As expectorated: Cardboard characters, plugged into a recycle of the first film, with brief and implausible “plot exposition” speeches to cover decades in which a few key events must have happened but during which nobody changed or learned anything. No explanation as to why Han & Leia’s son went to the Dark Side, but perhaps a future out-of-sequence “episode” will concoct motivation-free coverage of that.
It sure is handy that a Star Wars sequel can tell any space-opera story it likes, anywhere or anywhen it wants, and the only requirements are a few pre-defined cameos and a mention of the Dark Side. Oh, and of course start with the trademark perspective crawl—a block of text outlining all the episode continuity the writers didn’t have to bother putting into the movie. The franchise is not really a series—it’s a collection of vignettes, each with a backstory that purports to justify that vignette’s story arc. The only problem with this is that there’s no momentum from a Grand story arc, and the individual film arcs are so brief they work more like hyphens.
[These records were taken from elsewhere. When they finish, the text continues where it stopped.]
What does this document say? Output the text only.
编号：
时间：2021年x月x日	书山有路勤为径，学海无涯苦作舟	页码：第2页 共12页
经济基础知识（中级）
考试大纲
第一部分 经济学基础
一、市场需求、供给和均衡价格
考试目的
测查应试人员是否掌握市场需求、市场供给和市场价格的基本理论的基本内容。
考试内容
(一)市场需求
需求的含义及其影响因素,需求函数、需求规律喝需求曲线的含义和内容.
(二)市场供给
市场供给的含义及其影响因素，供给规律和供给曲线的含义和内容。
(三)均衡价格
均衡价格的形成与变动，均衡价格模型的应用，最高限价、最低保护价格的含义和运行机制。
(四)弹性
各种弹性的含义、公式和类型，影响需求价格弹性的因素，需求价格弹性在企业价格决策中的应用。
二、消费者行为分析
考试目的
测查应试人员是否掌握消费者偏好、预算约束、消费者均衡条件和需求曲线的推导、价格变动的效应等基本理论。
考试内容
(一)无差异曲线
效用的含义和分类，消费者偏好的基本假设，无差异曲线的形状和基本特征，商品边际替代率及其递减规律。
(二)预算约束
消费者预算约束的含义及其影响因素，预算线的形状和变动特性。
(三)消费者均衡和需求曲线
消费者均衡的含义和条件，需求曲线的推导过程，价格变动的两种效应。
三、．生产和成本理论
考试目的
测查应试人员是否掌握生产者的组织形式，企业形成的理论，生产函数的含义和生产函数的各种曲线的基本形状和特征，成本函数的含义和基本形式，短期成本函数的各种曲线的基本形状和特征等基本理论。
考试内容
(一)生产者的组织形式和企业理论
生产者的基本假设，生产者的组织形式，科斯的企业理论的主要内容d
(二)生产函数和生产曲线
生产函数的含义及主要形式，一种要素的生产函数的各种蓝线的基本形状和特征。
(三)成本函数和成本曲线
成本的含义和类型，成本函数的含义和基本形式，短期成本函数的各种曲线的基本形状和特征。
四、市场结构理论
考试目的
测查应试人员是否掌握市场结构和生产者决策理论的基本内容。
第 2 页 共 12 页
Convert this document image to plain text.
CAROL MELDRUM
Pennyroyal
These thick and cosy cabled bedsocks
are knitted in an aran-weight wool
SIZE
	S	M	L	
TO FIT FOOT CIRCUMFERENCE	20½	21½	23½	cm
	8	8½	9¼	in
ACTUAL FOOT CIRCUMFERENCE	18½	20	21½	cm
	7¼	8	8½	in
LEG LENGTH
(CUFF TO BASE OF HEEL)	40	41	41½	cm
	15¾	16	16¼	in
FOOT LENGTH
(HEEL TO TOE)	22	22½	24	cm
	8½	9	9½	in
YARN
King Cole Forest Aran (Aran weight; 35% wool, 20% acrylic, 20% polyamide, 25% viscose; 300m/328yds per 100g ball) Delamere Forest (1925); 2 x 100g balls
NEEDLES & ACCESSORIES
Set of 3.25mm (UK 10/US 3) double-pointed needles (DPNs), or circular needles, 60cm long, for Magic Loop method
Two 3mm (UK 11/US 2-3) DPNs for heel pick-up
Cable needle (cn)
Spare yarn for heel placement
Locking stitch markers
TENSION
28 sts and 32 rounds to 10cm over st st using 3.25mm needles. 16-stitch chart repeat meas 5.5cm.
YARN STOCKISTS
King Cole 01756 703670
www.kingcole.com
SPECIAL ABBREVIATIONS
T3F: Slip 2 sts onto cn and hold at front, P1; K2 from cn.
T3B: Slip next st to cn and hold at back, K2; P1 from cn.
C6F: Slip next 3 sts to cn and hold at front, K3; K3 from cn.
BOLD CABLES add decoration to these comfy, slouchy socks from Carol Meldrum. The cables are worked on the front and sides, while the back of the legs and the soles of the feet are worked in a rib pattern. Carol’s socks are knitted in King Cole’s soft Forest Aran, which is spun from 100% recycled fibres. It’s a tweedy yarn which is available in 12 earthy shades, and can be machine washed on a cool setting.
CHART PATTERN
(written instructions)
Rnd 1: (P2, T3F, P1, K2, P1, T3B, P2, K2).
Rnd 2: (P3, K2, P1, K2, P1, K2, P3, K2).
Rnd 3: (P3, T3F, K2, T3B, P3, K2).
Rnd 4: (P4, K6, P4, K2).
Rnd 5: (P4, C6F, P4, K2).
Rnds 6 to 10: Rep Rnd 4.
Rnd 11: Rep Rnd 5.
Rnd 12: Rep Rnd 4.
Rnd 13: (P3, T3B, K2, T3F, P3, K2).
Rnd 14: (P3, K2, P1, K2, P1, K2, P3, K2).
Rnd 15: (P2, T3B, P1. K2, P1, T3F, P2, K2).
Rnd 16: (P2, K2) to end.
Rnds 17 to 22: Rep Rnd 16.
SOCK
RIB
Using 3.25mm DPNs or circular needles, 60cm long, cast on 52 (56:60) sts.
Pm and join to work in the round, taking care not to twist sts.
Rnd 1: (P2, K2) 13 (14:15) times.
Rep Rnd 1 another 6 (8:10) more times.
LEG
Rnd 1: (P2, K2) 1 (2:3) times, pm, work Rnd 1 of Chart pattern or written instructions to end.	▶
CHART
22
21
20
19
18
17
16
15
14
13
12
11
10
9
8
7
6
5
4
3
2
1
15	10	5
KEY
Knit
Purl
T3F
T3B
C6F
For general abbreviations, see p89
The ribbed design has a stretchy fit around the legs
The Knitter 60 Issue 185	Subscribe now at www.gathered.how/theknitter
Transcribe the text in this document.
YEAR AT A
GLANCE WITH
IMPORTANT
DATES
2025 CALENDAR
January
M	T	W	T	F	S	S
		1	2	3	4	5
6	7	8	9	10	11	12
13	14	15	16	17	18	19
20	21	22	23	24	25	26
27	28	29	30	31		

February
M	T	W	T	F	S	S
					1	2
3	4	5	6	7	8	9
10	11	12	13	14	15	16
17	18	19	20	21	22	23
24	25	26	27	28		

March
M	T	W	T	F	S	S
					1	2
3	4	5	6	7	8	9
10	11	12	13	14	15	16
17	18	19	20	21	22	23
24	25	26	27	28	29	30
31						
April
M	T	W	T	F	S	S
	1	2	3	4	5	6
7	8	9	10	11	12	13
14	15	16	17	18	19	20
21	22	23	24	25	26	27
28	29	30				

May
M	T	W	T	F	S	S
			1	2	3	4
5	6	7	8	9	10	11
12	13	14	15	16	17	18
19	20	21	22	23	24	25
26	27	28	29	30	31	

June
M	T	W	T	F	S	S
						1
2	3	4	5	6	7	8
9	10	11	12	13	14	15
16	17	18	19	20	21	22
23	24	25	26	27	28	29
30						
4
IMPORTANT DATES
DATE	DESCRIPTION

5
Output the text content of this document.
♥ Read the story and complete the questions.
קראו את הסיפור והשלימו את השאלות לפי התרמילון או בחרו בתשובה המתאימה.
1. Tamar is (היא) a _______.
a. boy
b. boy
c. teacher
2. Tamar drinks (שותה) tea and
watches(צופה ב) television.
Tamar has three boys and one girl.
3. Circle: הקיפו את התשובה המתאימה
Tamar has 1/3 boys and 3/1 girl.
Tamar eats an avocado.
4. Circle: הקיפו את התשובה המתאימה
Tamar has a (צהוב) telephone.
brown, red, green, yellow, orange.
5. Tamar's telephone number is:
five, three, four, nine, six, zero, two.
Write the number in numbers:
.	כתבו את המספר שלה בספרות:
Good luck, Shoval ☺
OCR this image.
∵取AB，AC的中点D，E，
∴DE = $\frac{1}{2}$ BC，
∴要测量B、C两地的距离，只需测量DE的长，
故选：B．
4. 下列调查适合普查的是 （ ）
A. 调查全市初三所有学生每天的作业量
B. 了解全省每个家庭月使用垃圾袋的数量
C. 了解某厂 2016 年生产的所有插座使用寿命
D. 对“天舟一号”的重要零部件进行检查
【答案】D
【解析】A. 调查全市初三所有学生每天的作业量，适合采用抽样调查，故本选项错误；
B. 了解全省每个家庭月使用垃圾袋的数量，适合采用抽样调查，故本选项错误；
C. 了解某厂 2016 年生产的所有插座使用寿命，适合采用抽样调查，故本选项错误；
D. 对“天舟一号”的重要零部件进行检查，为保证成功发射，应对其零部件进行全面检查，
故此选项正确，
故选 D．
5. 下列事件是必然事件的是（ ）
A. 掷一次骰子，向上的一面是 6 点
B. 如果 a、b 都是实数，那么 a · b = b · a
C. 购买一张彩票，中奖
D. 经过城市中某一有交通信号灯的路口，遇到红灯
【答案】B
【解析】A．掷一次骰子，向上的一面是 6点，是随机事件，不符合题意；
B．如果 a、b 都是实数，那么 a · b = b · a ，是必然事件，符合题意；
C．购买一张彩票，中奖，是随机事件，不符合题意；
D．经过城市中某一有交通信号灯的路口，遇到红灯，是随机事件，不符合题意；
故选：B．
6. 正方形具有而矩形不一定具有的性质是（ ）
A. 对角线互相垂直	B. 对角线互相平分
JJ appears to be a better action director than Lucas, but he didn’t have much to work with, since the franchise doesn’t allow room for content, character, continuity, or depth. In the end, it’s an elaborate shoot-em-up — 2.25 hours of running, ducking, shooting, and a little Flash Gordon swordplay. The space-ship swooping was nicely up-to-date, and mercifully brief. Dialog is mostly “Hurry!” and “Quick!” and such, apart from the snippets of plot summary glue. The scenic design was the best part, with several memorable visions of exotic landscapes and aging space ship wreckage. Also some nicely realized interior and exterior architectural work.
The best character was the sound designer for Chewing Tobacco’s whiny grunts, and the most memorable moment was when somebody gave the spherical S3E3 a thumbs-up and it responded by extending a lit cigarette lighter. This reinforced a nagging feeling that arose during the opening plot summary crawl—perhaps I’m about to watch a satire. The satire theory was also supported by a few comments about Leia’s hair, whose cinnamon buns had migrated to the top of her head. But it was contradicted by the semi-permanent look of embarrassed disapproval on Han’s face.
Admittedly, the franchise was built for 11-year-olds, and for the 11-year-old in all of us, with all the attendant irresistibe stuff-toy and action figure merchandising opportunities. So it’s not surprising that #7 is essentially just like #1..#6 (with more deft directing). It reminded me of being 11, lying on the living room floor with toy soldiers, putting them through umpteen permutations of the same basic maneuver: bang, bang, run, run, fall down, repeat.
As of January 2017, Star Wars Ep. 7 has grossed just over $2,000,000,000.00 world wide.
Right on, dude.
“No one in this world, so far as I know—and I have searched the record for years, and employed agents to help me—has ever lost money by underestimating the intelligence of the great masses of the plain people.”